Version: (using KDE KDE 3.2.2)
Installed from: Unspecified Linux
[mimo@localhost mimo]$ cat arabic_file
[mimo@localhost mimo]$ cut -b1 arabic_file
The problem is in the leading spaces. I can understand that the squares mean non-valid bytes but I can't understand why there are leading spaces!!
This may also proves useful:
[mimo@localhost mimo]$ hexdump arabic_file
0000000 b9d8 d80a 0ab1 a8d8 d90a 0a8a a1d9 d90a
0000010 0aa2 a3d9 d90a 0aa4
[mimo@localhost mimo]$ cut -b1 arabic_file |hexdump
0000000 0ad8 0ad8 0ad8 0ad9 0ad9 0ad9 0ad9 0ad9
Which encoding is this?
The original arabic_file file is utf-8
$ file arabic_file
arabic_file: UTF-8 Unicode text
But since an Arabic character in utf-8 is two bytes, cutting the first byte won't generate something useful. Squares may mean not a valid utf-8 sequence but no leading spaces should be embedded anyway.
Just curious, does this behavior occur using xterm or another terminal program?
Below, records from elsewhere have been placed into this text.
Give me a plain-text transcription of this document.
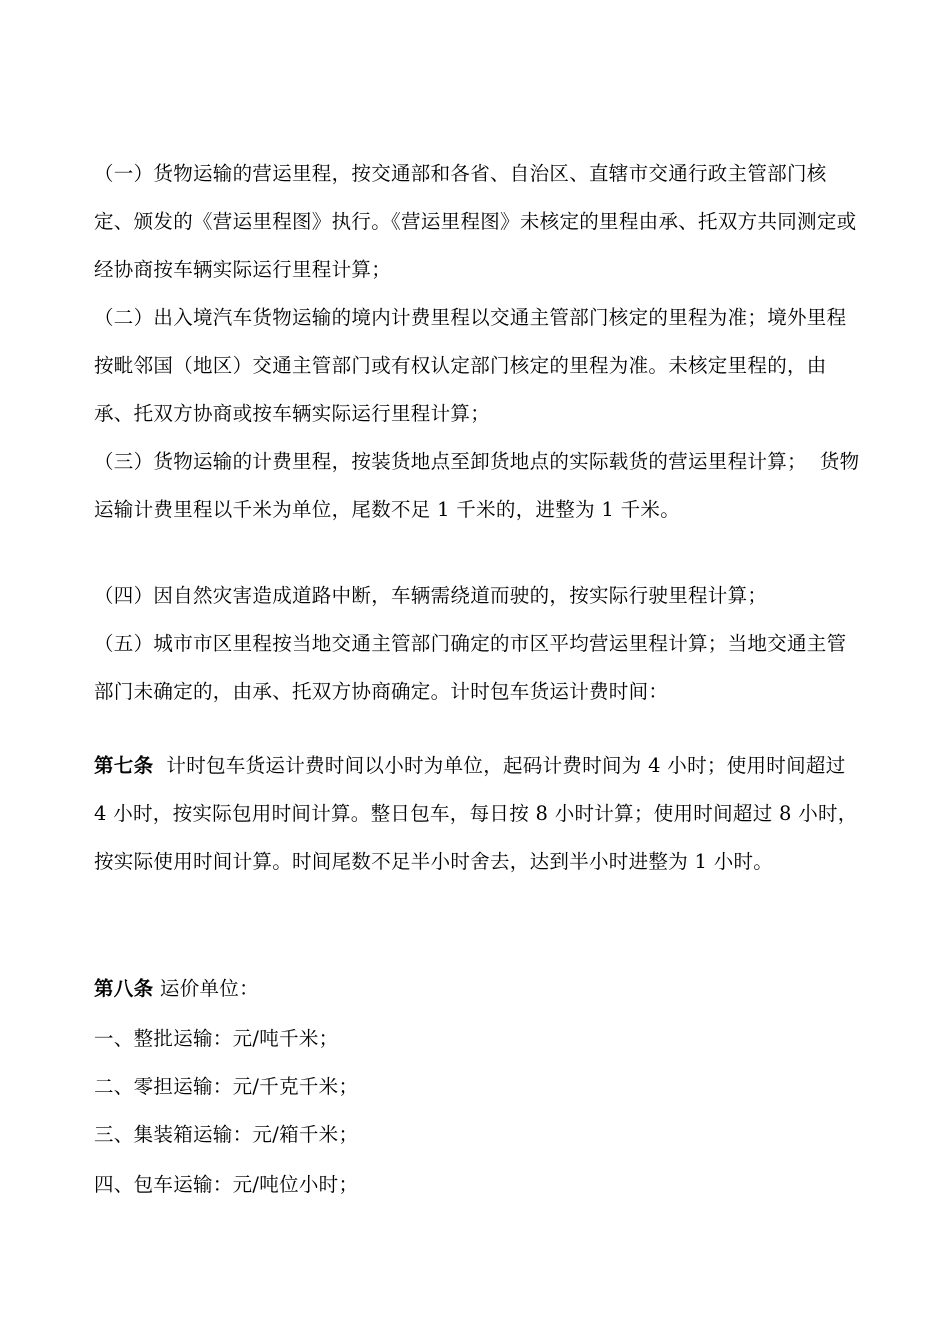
（一）货物运输的营运里程，按交通部和各省、自治区、直辖市交通行政主管部门核定、颁发的《营运里程图》执行。《营运里程图》未核定的里程由承、托双方共同测定或经协商按车辆实际运行里程计算；

（二）出入境汽车货物运输的境内计费里程以交通主管部门核定的里程为准；境外里程按毗邻国（地区）交通主管部门或有权认定部门核定的里程为准。未核定里程的，由承、托双方协商或按车辆实际运行里程计算；

（三）货物运输的计费里程，按装货地点至卸货地点的实际载货的营运里程计算；  货物运输计费里程以千米为单位，尾数不足 1 千米的，进整为 1 千米。

（四）因自然灾害造成道路中断，车辆需绕道而驶的，按实际行驶里程计算；

（五）城市市区里程按当地交通主管部门确定的市区平均营运里程计算；当地交通主管部门未确定的，由承、托双方协商确定。计时包车货运计费时间：

第七条  计时包车货运计费时间以小时为单位，起码计费时间为 4 小时；使用时间超过 4 小时，按实际包用时间计算。整日包车，每日按 8 小时计算；使用时间超过 8 小时，按实际使用时间计算。时间尾数不足半小时舍去，达到半小时进整为 1 小时。

第八条 运价单位：

一、整批运输：元/吨千米；

二、零担运输：元/千克千米；

三、集装箱运输：元/箱千米；

四、包车运输：元/吨位小时；
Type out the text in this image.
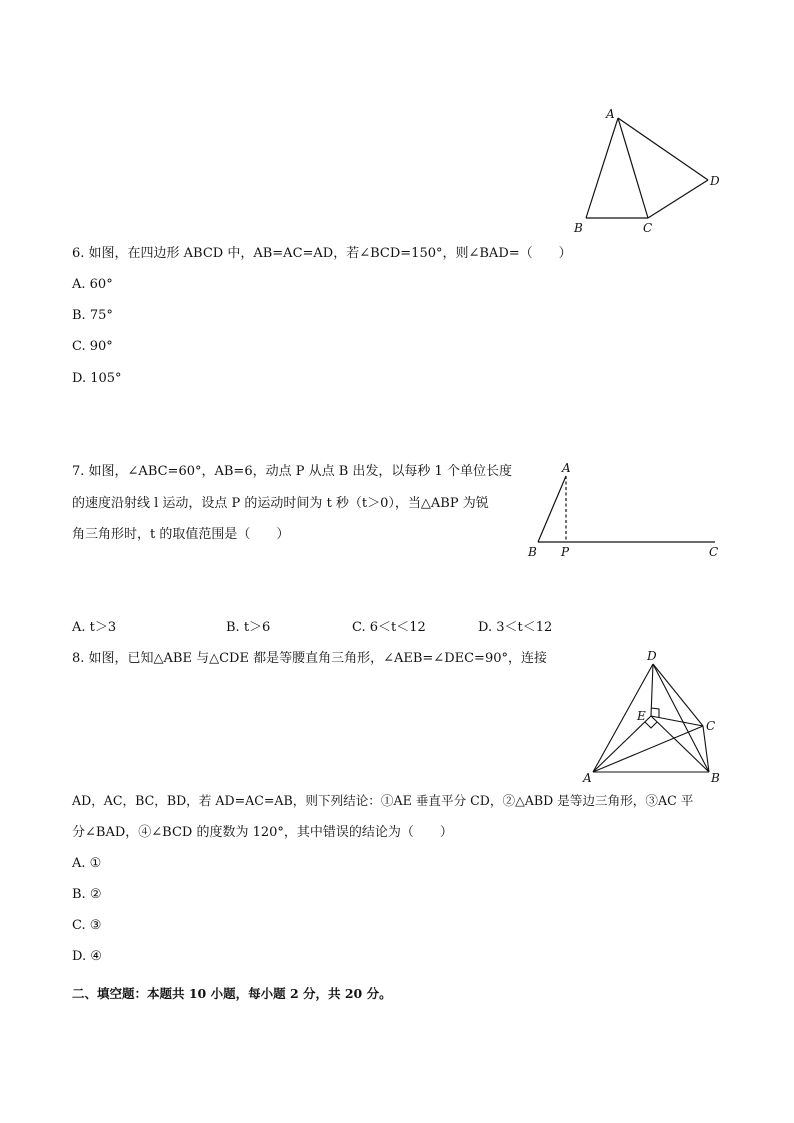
A
B	C
D
6. 如图，在四边形 ABCD 中，AB=AC=AD，若∠BCD=150°，则∠BAD=（　　）
A. 60°
B. 75°
C. 90°
D. 105°
7. 如图，∠ABC=60°，AB=6，动点 P 从点 B 出发，以每秒 1 个单位长度
的速度沿射线 l 运动，设点 P 的运动时间为 t 秒（t＞0），当△ABP 为锐
角三角形时，t 的取值范围是（　　）
A
B P	C
A. t＞3	B. t＞6	C. 6＜t＜12	D. 3＜t＜12
8. 如图，已知△ABE 与△CDE 都是等腰直角三角形，∠AEB=∠DEC=90°，连接	D
E
C
A	B
AD，AC，BC，BD，若 AD=AC=AB，则下列结论：①AE 垂直平分 CD，②△ABD 是等边三角形，③AC 平
分∠BAD，④∠BCD 的度数为 120°，其中错误的结论为（　　）
A. ①
B. ②
C. ③
D. ④
二、填空题：本题共 10 小题，每小题 2 分，共 20 分。
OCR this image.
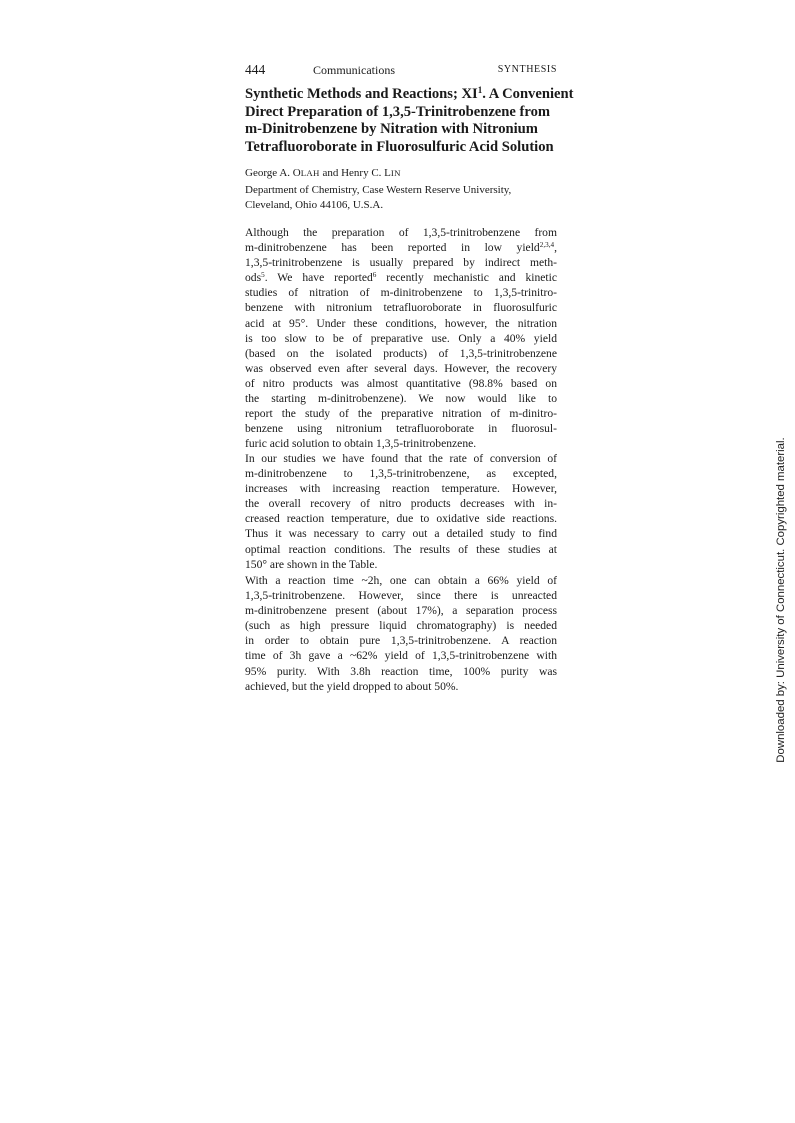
444	Communications	SYNTHESIS
Synthetic Methods and Reactions; $XI^1$. A Convenient
Direct Preparation of 1,3,5-Trinitrobenzene from
m-Dinitrobenzene by Nitration with Nitronium
Tetrafluoroborate in Fluorosulfuric Acid Solution
George A. OLAH and Henry C. LIN
Department of Chemistry, Case Western Reserve University,
Cleveland, Ohio 44106, U.S.A.
Although the preparation of 1,3,5-trinitrobenzene from
m-dinitrobenzene has been reported in low yield$^{2,3,4}$,
1,3,5-trinitrobenzene is usually prepared by indirect meth-
ods$^5$. We have reported$^6$ recently mechanistic and kinetic
studies of nitration of m-dinitrobenzene to 1,3,5-trinitro-
benzene with nitronium tetrafluoroborate in fluorosulfuric
acid at 95°. Under these conditions, however, the nitration
is too slow to be of preparative use. Only a 40% yield
(based on the isolated products) of 1,3,5-trinitrobenzene
was observed even after several days. However, the recovery
of nitro products was almost quantitative (98.8% based on
the starting m-dinitrobenzene). We now would like to
report the study of the preparative nitration of m-dinitro-
benzene using nitronium tetrafluoroborate in fluorosul-
furic acid solution to obtain 1,3,5-trinitrobenzene.
In our studies we have found that the rate of conversion of
m-dinitrobenzene to 1,3,5-trinitrobenzene, as excepted,
increases with increasing reaction temperature. However,
the overall recovery of nitro products decreases with in-
creased reaction temperature, due to oxidative side reactions.
Thus it was necessary to carry out a detailed study to find
optimal reaction conditions. The results of these studies at
150° are shown in the Table.
With a reaction time ~2h, one can obtain a 66% yield of
1,3,5-trinitrobenzene. However, since there is unreacted
m-dinitrobenzene present (about 17%), a separation process
(such as high pressure liquid chromatography) is needed
in order to obtain pure 1,3,5-trinitrobenzene. A reaction
time of 3h gave a ~62% yield of 1,3,5-trinitrobenzene with
95% purity. With 3.8h reaction time, 100% purity was
achieved, but the yield dropped to about 50%.	Downloaded by: University of Connecticut. Copyrighted material.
Also could you post the file you're using. I don't have the skills to fix it, but I was wondering if it still does this in KDE 3.3.
Created attachment 8739 [details]
a sample arabic file
Yes, it also happens in xterm. I've just attached a sample arabic_file
Fixed in Konsole for KDE 4 as a side effect of changing the way in which the incoming character stream is decoded for display.
To clarify, the new behaviour when running cut -b1 on the above file is to print 4 blank lines (ie. invalid character sequences produce nothing at the output).